Rule #1: Figure out what the deal is.

As far as I can tell, nobody quite knows what the deal is with music in church. At least, nobody I know knows what the deal is. Perhaps once upon a time somebody knew, or at least someone knew someone who knew, but now nobody knows.

We do know that church music isn't really something you can not do. We've always done it! Which, of course, is all the reason we need to keep doing it ad infinitum (ahem.).

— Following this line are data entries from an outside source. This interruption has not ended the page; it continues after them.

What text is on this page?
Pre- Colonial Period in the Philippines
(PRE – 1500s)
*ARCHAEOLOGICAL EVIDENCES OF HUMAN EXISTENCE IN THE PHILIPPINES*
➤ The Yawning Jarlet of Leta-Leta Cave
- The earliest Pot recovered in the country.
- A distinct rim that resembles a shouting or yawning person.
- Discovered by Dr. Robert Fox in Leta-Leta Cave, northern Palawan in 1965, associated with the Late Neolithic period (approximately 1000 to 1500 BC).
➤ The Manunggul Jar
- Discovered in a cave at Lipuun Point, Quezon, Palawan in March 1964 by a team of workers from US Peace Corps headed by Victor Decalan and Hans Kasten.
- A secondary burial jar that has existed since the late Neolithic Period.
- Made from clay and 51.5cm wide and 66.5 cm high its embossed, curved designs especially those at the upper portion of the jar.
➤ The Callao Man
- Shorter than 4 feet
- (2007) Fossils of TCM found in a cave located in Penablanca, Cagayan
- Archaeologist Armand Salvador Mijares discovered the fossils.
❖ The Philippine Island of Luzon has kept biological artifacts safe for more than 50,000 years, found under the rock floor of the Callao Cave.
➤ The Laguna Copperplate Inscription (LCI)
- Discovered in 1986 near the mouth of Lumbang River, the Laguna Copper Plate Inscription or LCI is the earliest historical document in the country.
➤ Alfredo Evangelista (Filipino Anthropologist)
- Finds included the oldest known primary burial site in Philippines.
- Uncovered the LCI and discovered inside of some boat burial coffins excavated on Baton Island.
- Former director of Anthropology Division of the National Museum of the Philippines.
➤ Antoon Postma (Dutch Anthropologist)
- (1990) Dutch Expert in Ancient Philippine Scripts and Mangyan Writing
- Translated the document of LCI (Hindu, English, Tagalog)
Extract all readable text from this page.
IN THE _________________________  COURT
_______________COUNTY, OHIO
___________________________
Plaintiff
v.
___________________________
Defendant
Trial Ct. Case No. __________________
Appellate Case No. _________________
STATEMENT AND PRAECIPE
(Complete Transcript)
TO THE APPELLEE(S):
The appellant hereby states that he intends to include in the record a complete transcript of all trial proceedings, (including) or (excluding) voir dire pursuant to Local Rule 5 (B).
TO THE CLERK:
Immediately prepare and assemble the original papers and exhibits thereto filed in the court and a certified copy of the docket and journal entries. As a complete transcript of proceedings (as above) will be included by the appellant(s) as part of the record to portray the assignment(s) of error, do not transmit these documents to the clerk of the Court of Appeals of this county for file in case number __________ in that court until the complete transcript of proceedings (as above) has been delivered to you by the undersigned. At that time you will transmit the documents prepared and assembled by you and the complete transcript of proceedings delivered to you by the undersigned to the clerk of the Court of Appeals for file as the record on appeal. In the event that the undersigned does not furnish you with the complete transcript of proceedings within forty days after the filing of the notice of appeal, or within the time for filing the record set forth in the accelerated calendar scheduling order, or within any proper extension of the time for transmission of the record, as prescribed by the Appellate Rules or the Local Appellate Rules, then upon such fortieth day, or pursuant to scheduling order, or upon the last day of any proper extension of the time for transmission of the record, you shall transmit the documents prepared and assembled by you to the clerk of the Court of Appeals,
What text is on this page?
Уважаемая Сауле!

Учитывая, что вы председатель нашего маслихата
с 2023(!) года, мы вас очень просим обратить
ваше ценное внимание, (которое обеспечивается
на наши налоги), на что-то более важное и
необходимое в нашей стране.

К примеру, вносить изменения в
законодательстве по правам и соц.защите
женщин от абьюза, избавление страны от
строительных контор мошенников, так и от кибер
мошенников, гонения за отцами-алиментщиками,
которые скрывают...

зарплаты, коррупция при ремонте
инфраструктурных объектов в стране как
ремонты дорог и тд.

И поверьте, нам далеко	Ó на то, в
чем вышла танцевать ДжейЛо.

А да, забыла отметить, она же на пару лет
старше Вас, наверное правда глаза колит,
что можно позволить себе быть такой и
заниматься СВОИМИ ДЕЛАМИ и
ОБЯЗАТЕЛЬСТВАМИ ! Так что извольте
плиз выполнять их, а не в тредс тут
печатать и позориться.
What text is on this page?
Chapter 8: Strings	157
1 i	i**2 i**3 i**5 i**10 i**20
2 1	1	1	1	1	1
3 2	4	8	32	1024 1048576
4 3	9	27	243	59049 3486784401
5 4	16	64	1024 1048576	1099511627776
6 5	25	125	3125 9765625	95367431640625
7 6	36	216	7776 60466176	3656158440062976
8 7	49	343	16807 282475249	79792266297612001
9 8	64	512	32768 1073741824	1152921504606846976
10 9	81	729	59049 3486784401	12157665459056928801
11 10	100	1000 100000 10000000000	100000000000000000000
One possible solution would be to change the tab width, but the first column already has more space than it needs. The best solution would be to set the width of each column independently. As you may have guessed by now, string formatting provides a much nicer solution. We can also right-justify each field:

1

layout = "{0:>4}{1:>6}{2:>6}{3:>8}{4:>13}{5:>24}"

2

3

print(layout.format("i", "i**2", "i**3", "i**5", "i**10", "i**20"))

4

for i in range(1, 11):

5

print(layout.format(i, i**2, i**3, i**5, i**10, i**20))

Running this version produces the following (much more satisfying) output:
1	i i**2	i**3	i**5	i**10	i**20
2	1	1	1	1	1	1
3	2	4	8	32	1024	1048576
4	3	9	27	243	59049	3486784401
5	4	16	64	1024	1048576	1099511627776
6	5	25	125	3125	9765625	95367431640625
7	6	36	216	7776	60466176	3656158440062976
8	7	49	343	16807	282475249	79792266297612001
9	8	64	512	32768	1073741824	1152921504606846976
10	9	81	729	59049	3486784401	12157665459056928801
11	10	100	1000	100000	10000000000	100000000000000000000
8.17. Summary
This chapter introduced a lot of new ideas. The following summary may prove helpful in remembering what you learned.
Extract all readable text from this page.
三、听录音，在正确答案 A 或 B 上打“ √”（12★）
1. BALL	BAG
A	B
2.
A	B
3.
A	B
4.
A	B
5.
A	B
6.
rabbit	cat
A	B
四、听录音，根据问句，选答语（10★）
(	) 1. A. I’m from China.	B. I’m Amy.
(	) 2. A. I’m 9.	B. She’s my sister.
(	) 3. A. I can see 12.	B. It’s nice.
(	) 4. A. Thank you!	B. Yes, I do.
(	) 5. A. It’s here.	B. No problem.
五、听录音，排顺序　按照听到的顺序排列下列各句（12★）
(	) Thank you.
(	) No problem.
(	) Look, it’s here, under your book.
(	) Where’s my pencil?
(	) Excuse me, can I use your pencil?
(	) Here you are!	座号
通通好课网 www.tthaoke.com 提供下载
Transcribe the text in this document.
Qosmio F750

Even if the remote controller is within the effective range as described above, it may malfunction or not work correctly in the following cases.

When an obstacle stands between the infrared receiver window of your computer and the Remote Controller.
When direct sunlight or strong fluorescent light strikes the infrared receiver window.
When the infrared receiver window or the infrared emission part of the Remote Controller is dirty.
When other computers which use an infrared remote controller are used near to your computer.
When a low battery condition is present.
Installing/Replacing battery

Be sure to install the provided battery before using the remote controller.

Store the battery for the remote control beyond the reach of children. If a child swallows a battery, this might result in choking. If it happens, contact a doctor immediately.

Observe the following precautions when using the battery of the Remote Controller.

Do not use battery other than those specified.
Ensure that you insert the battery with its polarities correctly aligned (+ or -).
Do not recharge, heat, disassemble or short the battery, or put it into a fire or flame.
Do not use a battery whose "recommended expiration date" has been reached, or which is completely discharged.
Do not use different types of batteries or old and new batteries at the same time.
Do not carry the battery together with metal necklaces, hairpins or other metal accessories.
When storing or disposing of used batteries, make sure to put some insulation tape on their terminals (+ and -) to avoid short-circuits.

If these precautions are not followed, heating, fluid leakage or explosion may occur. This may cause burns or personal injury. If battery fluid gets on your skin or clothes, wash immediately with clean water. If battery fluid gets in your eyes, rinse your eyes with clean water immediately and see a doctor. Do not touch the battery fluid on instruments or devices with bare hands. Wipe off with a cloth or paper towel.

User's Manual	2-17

Not to mention the fact that it seems to be in the Bible. Where I come from, we believe in reading the Bible and doing what it says. All jokes aside - this is the right way to be. Humans have no idea who God is or how to get right with him - sin has ruined us way too much for there to be any chance of that. But God, in his mercy, reveals himself to us - he tells us about himself, about us, and about how to get right with him (through the cross of his Son, Jesus). When God speaks he knows what he's talking about, and we have to listen.
But I digress.
Anyways, singing is in the Bible. Moses and Miriam do it (Exodus 15). David does it (Psalms). Paul commands it (Ephesians 5:19-20). Lots of it seems to happen in heaven (Revelation 5).
So we figure we should probably do it.

So we do it.
But we don't know why.

Which means we don't know how.

When we do music it feels weird and out of place. It's good for breaking up the service - making sure we get a chance to stand up and sit down between the sermon and the prayers. But I wonder if that's not exactly what the deal is supposed to be with church music, and that's why it doesn't really seem to be working.

So here is your rule: before you do it (or perhaps I should say, before you do too much more of it), figure out what the deal is with it.
Do you know what you're doing when you're doing music in church?
Do you know what it is and what it's for?